In 1938, after leaving India, Shebbeare was appointed Chief Game Warden of British Malaya. In 1942, Shebbeare's bungalow containing his library and diaries was looted by the invading Japanese army. During the Japanese occupation of Malaya Shebbeare planned to fight as a guerrilla with Spencer Chapman. However, he was imprisoned in Singapore. After the war he resumed his position as Game Warden, eventually retiring to England in 1947.

On his participation on the Mount Everest expeditions, he said "they only took me because I knew and liked the porters (Sherpas and Tibetans), not because I could climb".

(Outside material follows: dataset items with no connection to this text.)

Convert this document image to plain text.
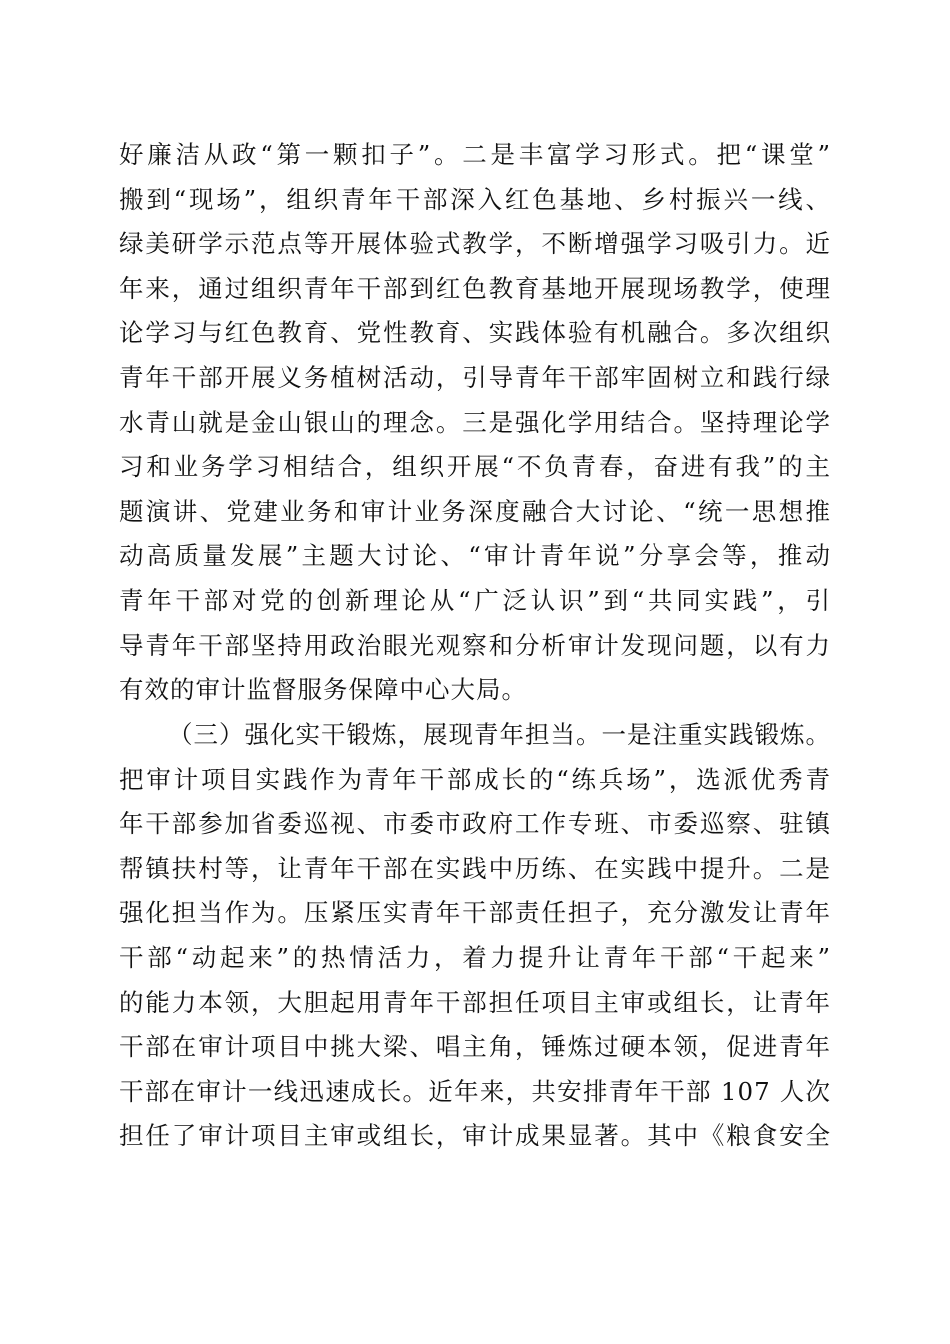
好廉洁从政“第一颗扣子”。二是丰富学习形式。把“课堂”
搬到“现场”，组织青年干部深入红色基地、乡村振兴一线、
绿美研学示范点等开展体验式教学，不断增强学习吸引力。近
年来，通过组织青年干部到红色教育基地开展现场教学，使理
论学习与红色教育、党性教育、实践体验有机融合。多次组织
青年干部开展义务植树活动，引导青年干部牢固树立和践行绿
水青山就是金山银山的理念。三是强化学用结合。坚持理论学
习和业务学习相结合，组织开展“不负青春，奋进有我”的主
题演讲、党建业务和审计业务深度融合大讨论、“统一思想推
动高质量发展”主题大讨论、“审计青年说”分享会等，推动
青年干部对党的创新理论从“广泛认识”到“共同实践”，引
导青年干部坚持用政治眼光观察和分析审计发现问题，以有力
有效的审计监督服务保障中心大局。
（三）强化实干锻炼，展现青年担当。一是注重实践锻炼。
把审计项目实践作为青年干部成长的“练兵场”，选派优秀青
年干部参加省委巡视、市委市政府工作专班、市委巡察、驻镇
帮镇扶村等，让青年干部在实践中历练、在实践中提升。二是
强化担当作为。压紧压实青年干部责任担子，充分激发让青年
干部“动起来”的热情活力，着力提升让青年干部“干起来”
的能力本领，大胆起用青年干部担任项目主审或组长，让青年
干部在审计项目中挑大梁、唱主角，锤炼过硬本领，促进青年
干部在审计一线迅速成长。近年来，共安排青年干部 107 人次
担任了审计项目主审或组长，审计成果显著。其中《粮食安全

He married Arabie Anne Cameron (d. 1962) in 1916 and they had a daughter.

== Publications ==
Shebbeare wrote a novel, Soondar Mooni, from the unusual perspective of an Indian elephant. He also wrote several scientific papers on forestry in India, as well as on wildlife conservation.

=== Other papers ===
- Shebbeare, E.O., 1947. The Senoi of Malaya. Man, 168.
- Shebbeare, E.O., Roy, A.N. and Tyndale, H., 1948. The Great one-horned rhinoceros (Rhinoceros unicornis L). Jour. Bengal Nat. Hist. Soc, 22(3).
- Shebbeare, E.O. and Rao, V.S., 1958. Soondar Mooni. Indian Forester, 84(11), pp. 693–696.